Simon C. “Niels” Groen: The Plant Cell First Author
Simon C. “Niels” Groen, first author of “Evolutionary systems biology reveals patterns of rice adaptation to drought-prone agro-ecosystems”
Current Position: Assistant Professor of Evolutionary Systems Biology at the University of California, Riverside
Education: BSc and MSc in Biology, Wageningen University, the Netherlands; PhD in Plant Sciences, University of Cambridge, UK
Non-scientific interests: being with friends, hiking with my dog, listening to jazz, playing the bass
Brief bio: growing up in the Netherlands I became fascinated with plants and their responses to ever-changing environmental conditions while working as a “ziekzoeker” in tulip fields outside of school hours.
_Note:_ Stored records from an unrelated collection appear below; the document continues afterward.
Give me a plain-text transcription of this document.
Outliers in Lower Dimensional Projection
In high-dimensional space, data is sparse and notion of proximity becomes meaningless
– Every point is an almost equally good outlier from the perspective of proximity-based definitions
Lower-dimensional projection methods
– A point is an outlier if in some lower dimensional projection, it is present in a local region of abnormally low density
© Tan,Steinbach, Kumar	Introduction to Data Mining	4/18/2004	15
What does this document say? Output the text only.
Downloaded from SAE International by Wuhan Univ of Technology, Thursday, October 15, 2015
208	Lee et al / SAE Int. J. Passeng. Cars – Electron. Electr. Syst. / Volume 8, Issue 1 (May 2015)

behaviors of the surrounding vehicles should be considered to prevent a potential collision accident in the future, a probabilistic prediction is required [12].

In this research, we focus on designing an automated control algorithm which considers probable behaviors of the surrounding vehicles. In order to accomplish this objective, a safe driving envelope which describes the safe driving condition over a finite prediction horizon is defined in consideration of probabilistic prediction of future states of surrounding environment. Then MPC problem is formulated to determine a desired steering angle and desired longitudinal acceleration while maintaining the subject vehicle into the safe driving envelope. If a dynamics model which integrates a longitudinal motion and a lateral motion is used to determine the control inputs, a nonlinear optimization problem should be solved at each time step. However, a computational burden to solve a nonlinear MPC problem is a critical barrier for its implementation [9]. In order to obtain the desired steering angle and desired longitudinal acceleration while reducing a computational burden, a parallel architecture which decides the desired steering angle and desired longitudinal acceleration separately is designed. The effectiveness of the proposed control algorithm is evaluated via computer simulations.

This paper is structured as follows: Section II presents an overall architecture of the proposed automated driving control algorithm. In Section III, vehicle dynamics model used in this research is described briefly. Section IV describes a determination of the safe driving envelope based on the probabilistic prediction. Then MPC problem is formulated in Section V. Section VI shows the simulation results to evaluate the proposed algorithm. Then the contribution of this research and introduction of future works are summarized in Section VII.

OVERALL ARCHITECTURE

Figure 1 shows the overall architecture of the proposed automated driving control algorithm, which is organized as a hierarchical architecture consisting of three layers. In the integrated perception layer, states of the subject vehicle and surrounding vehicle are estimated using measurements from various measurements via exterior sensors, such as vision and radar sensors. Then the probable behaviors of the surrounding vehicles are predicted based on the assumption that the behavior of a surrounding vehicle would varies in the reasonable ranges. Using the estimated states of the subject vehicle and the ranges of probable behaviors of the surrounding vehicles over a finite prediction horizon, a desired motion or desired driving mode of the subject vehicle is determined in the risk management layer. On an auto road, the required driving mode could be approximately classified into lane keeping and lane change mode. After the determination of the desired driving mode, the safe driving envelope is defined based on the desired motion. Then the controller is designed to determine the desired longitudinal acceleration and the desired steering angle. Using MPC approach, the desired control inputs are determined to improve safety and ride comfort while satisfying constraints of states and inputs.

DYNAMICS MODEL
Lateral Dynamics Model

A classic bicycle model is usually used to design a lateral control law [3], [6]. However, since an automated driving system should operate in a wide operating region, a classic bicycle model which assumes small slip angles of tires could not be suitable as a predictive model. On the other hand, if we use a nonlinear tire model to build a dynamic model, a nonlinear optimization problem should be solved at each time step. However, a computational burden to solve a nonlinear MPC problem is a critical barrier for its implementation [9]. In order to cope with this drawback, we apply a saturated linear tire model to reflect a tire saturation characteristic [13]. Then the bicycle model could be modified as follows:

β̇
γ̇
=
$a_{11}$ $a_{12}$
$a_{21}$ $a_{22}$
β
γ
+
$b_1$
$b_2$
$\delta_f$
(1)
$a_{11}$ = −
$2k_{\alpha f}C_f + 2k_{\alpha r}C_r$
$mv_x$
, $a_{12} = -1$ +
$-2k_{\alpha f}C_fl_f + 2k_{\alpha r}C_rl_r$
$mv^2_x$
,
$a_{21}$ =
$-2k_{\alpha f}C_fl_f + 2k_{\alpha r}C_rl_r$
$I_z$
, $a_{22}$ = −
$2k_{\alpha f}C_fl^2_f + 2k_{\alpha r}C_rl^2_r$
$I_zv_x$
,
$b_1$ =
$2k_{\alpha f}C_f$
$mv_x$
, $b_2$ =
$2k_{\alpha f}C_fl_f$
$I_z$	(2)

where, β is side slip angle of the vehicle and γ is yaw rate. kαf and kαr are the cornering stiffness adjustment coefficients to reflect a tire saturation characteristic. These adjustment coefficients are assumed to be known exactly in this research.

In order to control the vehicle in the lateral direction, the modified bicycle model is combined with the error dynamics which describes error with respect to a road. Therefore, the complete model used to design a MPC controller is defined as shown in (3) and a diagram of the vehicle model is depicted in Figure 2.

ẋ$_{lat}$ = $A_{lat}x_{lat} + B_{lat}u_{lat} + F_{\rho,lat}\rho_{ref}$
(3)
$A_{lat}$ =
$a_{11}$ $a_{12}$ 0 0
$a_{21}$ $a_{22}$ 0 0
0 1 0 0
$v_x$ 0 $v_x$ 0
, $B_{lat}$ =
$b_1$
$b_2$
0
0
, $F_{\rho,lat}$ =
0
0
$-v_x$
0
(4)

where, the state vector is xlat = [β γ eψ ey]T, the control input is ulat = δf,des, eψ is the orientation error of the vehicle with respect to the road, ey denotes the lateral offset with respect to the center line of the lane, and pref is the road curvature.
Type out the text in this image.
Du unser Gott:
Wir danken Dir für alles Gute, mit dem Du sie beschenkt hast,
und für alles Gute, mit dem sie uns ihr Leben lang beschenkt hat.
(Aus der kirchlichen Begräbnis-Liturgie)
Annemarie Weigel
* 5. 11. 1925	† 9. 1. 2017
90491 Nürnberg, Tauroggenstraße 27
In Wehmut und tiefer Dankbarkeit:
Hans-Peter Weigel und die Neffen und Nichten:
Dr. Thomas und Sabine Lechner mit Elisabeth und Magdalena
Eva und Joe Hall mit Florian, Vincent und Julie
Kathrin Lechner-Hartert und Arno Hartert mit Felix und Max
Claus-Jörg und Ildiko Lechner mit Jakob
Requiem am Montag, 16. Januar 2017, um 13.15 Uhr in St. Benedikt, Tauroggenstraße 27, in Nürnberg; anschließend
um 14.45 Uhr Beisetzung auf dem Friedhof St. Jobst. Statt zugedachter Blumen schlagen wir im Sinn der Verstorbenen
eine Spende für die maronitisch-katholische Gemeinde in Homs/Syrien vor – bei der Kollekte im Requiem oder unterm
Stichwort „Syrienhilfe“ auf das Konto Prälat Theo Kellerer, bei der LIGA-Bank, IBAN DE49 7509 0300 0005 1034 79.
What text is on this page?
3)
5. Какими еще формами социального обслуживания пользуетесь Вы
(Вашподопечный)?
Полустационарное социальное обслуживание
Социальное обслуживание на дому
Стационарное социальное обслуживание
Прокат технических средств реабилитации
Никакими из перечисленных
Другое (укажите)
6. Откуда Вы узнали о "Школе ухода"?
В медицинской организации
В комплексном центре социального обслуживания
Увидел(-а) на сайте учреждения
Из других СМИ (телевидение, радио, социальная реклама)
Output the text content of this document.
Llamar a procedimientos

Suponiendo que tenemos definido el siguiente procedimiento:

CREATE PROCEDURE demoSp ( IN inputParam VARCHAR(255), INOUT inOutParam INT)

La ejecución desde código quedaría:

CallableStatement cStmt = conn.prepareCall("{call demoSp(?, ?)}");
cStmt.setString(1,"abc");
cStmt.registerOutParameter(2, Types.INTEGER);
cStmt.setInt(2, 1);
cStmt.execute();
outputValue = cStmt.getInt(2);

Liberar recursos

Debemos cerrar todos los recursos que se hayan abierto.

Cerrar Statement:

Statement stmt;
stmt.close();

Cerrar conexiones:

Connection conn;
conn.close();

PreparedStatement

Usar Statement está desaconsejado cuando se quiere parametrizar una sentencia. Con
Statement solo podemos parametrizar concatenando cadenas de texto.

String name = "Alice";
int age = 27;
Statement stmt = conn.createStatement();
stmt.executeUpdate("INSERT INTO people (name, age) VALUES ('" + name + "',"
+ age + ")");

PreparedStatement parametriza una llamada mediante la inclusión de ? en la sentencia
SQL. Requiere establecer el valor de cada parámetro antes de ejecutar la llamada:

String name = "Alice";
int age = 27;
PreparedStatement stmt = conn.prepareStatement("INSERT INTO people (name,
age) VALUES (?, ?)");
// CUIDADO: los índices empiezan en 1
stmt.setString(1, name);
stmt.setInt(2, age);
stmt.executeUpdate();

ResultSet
A “ziekzoeker” looks for diseased plants and I searched in particular for variegated white and red tulips – the ones you’d recognize from a golden-age Dutch still life painting. I learned how these tulips are infected with an aphid-transmitted virus and during my PhD in the group of John Carr at the University of Cambridge I would further investigate the molecular mechanisms of how virus infections would change plant interactions with aphids and pollinators. I was gripped by the role that plant defensive chemicals play in shaping species interactions and I continued to study these as a postdoc with Noah Whiteman at the University of Arizona and the University of California, Berkeley. Here, I focused on interactions between milkweeds and the monarch butterfly and found out how the monarch evolved resistance to the cardenolide toxins that milkweeds make. While this work mostly revolved around a single gene of large effect, typically several or many genes are involved in organisms’ evolutionary responses. As a Gordon and Betty Moore Foundation fellow in the group of Michael Purugganan at New York University I learned about the latest developments in evolutionary genomics and systems biology while investigating patterns of natural selection on gene expression in rice populations that we grew under wet and dry field conditions with our collaborators at the International Rice Research Institute in the Philippines. The current paper is a culmination of this research. We found that under field drought rice plants do not just respond to changes in water availability, but also to concomitant changes in abundance of soil microbes that they interact with. As assistant professor in the Department of Nematology at the University of California, Riverside, I will continue to study rice and milkweed as well as plants from the nightshade family and look at the complex evolutionary tug-of-war between these plants and parasitic nematodes. Combining laboratory and field experiments, we will zoom in on the central role that plant chemicals play by using approaches from evolutionary and systems biology like the ones we describe in our paper.